This has negative consequences for big data take-up and risks becoming the sand that makes ‘the new oil’ less attractive.
The massive hype – the promise of big data – that has appeared in the press has served to both raise expectations among business managers, and also to confuse them.
Vendors hoping that the IT department will take the lead in initiating big data projects are deluding themselves. IT departments today are a) far too busy with day-to-day work (BYOD, mobile access, security, etc) to do this, b) too distant from the concerns of functional managers to be able to guide them in selecting promising areas for piloting analytics, and c) often unskilled as data scientists.
So, returning to the question of what the term ‘big data’ actually means, there is no accepted definition – however, it’s not about ‘big’ and it’s not about ‘data’ (mostly).
First, it means collecting a wider range of data than the organisation’s current or traditional analysis requires.

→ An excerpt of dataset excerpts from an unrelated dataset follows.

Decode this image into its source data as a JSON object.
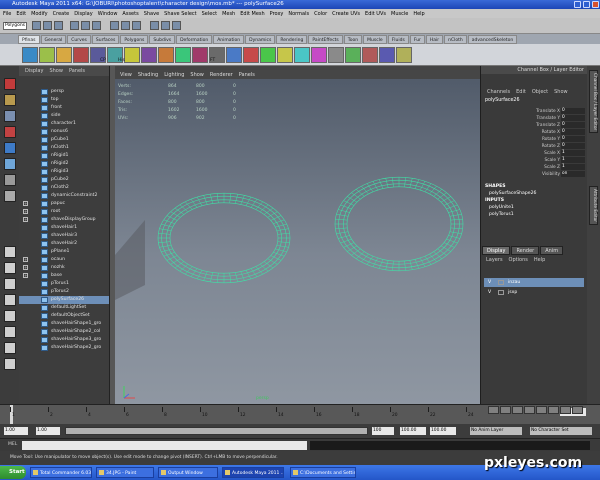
{
  "window": {
    "title": "Autodesk Maya 2011 x64: G:\\JOBURI\\photoshoptalent\\character design\\mos.mb* --- polySurface26"
  },
  "menubar": [
    "File",
    "Edit",
    "Modify",
    "Create",
    "Display",
    "Window",
    "Assets",
    "Shave",
    "Shave Select",
    "Select",
    "Mesh",
    "Edit Mesh",
    "Proxy",
    "Normals",
    "Color",
    "Create UVs",
    "Edit UVs",
    "Muscle",
    "Help"
  ],
  "statusline": {
    "mode": "Polygons"
  },
  "shelf_tabs": [
    "Pfinas",
    "General",
    "Curves",
    "Surfaces",
    "Polygons",
    "Subdivs",
    "Deformation",
    "Animation",
    "Dynamics",
    "Rendering",
    "PaintEffects",
    "Toon",
    "Muscle",
    "Fluids",
    "Fur",
    "Hair",
    "nCloth",
    "advancedSkeleton"
  ],
  "shelf_labels": [
    "CP",
    "His",
    "FT"
  ],
  "outliner": {
    "menu": [
      "Display",
      "Show",
      "Panels"
    ],
    "items": [
      {
        "label": "persp",
        "expandable": false,
        "selected": false
      },
      {
        "label": "top",
        "expandable": false,
        "selected": false
      },
      {
        "label": "front",
        "expandable": false,
        "selected": false
      },
      {
        "label": "side",
        "expandable": false,
        "selected": false
      },
      {
        "label": "character1",
        "expandable": false,
        "selected": false
      },
      {
        "label": "nonus6",
        "expandable": false,
        "selected": false
      },
      {
        "label": "pCube1",
        "expandable": false,
        "selected": false
      },
      {
        "label": "nCloth1",
        "expandable": false,
        "selected": false
      },
      {
        "label": "nRigid1",
        "expandable": false,
        "selected": false
      },
      {
        "label": "nRigid2",
        "expandable": false,
        "selected": false
      },
      {
        "label": "nRigid3",
        "expandable": false,
        "selected": false
      },
      {
        "label": "pCube2",
        "expandable": false,
        "selected": false
      },
      {
        "label": "nCloth2",
        "expandable": false,
        "selected": false
      },
      {
        "label": "dynamicConstraint2",
        "expandable": false,
        "selected": false
      },
      {
        "label": "papuc",
        "expandable": true,
        "selected": false
      },
      {
        "label": "root",
        "expandable": true,
        "selected": false
      },
      {
        "label": "shaveDisplayGroup",
        "expandable": true,
        "selected": false
      },
      {
        "label": "shaveHair1",
        "expandable": false,
        "selected": false
      },
      {
        "label": "shaveHair3",
        "expandable": false,
        "selected": false
      },
      {
        "label": "shaveHair2",
        "expandable": false,
        "selected": false
      },
      {
        "label": "pPlane1",
        "expandable": false,
        "selected": false
      },
      {
        "label": "ocaun",
        "expandable": true,
        "selected": false
      },
      {
        "label": "nozhk",
        "expandable": true,
        "selected": false
      },
      {
        "label": "base",
        "expandable": true,
        "selected": false
      },
      {
        "label": "pTorus1",
        "expandable": false,
        "selected": false
      },
      {
        "label": "pTorus2",
        "expandable": false,
        "selected": false
      },
      {
        "label": "polySurface26",
        "expandable": false,
        "selected": true
      },
      {
        "label": "defaultLightSet",
        "expandable": false,
        "selected": false
      },
      {
        "label": "defaultObjectSet",
        "expandable": false,
        "selected": false
      },
      {
        "label": "shaveHairShape1_gro",
        "expandable": false,
        "selected": false
      },
      {
        "label": "shaveHairShape2_col",
        "expandable": false,
        "selected": false
      },
      {
        "label": "shaveHairShape3_gro",
        "expandable": false,
        "selected": false
      },
      {
        "label": "shaveHairShape2_gro",
        "expandable": false,
        "selected": false
      }
    ]
  },
  "viewport": {
    "menu": [
      "View",
      "Shading",
      "Lighting",
      "Show",
      "Renderer",
      "Panels"
    ],
    "camera": "persp",
    "hud": [
      {
        "label": "Verts:",
        "v1": "864",
        "v2": "800",
        "v3": "0"
      },
      {
        "label": "Edges:",
        "v1": "1664",
        "v2": "1600",
        "v3": "0"
      },
      {
        "label": "Faces:",
        "v1": "800",
        "v2": "800",
        "v3": "0"
      },
      {
        "label": "Tris:",
        "v1": "1602",
        "v2": "1600",
        "v3": "0"
      },
      {
        "label": "UVs:",
        "v1": "906",
        "v2": "902",
        "v3": "0"
      }
    ],
    "wire_color": "#3fe0a6"
  },
  "channel_box": {
    "header": "Channel Box / Layer Editor",
    "menu": [
      "Channels",
      "Edit",
      "Object",
      "Show"
    ],
    "object": "polySurface26",
    "attributes": [
      {
        "name": "Translate X",
        "value": "0"
      },
      {
        "name": "Translate Y",
        "value": "0"
      },
      {
        "name": "Translate Z",
        "value": "0"
      },
      {
        "name": "Rotate X",
        "value": "0"
      },
      {
        "name": "Rotate Y",
        "value": "0"
      },
      {
        "name": "Rotate Z",
        "value": "0"
      },
      {
        "name": "Scale X",
        "value": "1"
      },
      {
        "name": "Scale Y",
        "value": "1"
      },
      {
        "name": "Scale Z",
        "value": "1"
      },
      {
        "name": "Visibility",
        "value": "on"
      }
    ],
    "shapes_label": "SHAPES",
    "shape": "polySurfaceShape26",
    "inputs_label": "INPUTS",
    "inputs": [
      "polyUnite1",
      "polyTorus1"
    ]
  },
  "layer_editor": {
    "tabs": [
      "Display",
      "Render",
      "Anim"
    ],
    "menu": [
      "Layers",
      "Options",
      "Help"
    ],
    "layers": [
      {
        "v": "V",
        "name": "inzau",
        "selected": true
      },
      {
        "v": "V",
        "name": "jsxp",
        "selected": false
      }
    ]
  },
  "side_tabs": [
    "Channel Box / Layer Editor",
    "Attribute Editor"
  ],
  "timeslider": {
    "ticks": [
      "1",
      "2",
      "4",
      "6",
      "8",
      "10",
      "12",
      "14",
      "16",
      "18",
      "20",
      "22",
      "24"
    ],
    "current": "1.00"
  },
  "range": {
    "start": "1.00",
    "inner_start": "1.00",
    "inner_end": "100",
    "end": "100.00",
    "end2": "100.00",
    "anim_layer": "No Anim Layer",
    "char_set": "No Character Set"
  },
  "cmdline": {
    "label": "MEL"
  },
  "helpline": "Move Tool: Use manipulator to move object(s). Use edit mode to change pivot (INSERT). Ctrl+LMB to move perpendicular.",
  "taskbar": {
    "start": "Start",
    "tasks": [
      {
        "label": "Total Commander 6.03 - ...",
        "active": false
      },
      {
        "label": "34.JPG - Paint",
        "active": false
      },
      {
        "label": "Output Window",
        "active": false
      },
      {
        "label": "Autodesk Maya 2011 ...",
        "active": true
      },
      {
        "label": "C:\\Documents and Settin...",
        "active": false
      }
    ]
  },
  "watermark": "pxleyes.com"
}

So instead of running the same monthly reports on the financial system, for example, or on website stats, the business incorporate data that may have no currently known relationship with how it analyses its data today.
Second, it means deriving new insights by combining this disparate data (that may also be external, such as geospatial or social) in new ways. This is more about ‘data discovery’ than about ‘weekly reporting packages’.
The third part is about more effective visualisation – helping stakeholders absorb, share and exploit insights from new data analyses.
If the first pillar (‘question’) is about helping managers better understand the drivers of their business, the second (‘accelerate’) is about speed and accuracy of business response.
Once the discovery part has yielded some insight, the second aspect of big data is about putting it to work. This might be via on-demand reports that enable managers to make decisions more rapidly, or it might be the codification of a set of rules that are applied to the incoming data to make decisions automatically (aka ‘algorithm’).
The third pillar is ‘transform’, the process by which it is deployed. Many vendors see big data as a technology wave, but it should be identified more as a business transformation wave. This is precisely the reason why there is not mainstream adoption until the business change issues are properly addressed.
>See also: Solving the big data mystery: Can you handle the truth
Implicit in this third pillar is the need to learn to exploit the data opportunity by experimentation. Related to this is the principle of ‘data as a corporate asset’, and by extension to the level of maturity that each business has achieved. The good news is that as more businesses deploy, there is increasing agreement in what defines each stage of maturity.
It is interesting that the technology business is at last starting to move toward definitions that business people would recognise. Paul Maritz, CEO of Pivotal, recently said: ‘Today, thanks to the technologies known as “big data”, computers can capture things as they are happening and can affect events as the events are unfolding.”
So, contrary to all the media hype, big data is really neither big nor about data – it is about questioning, accelerating and transforming.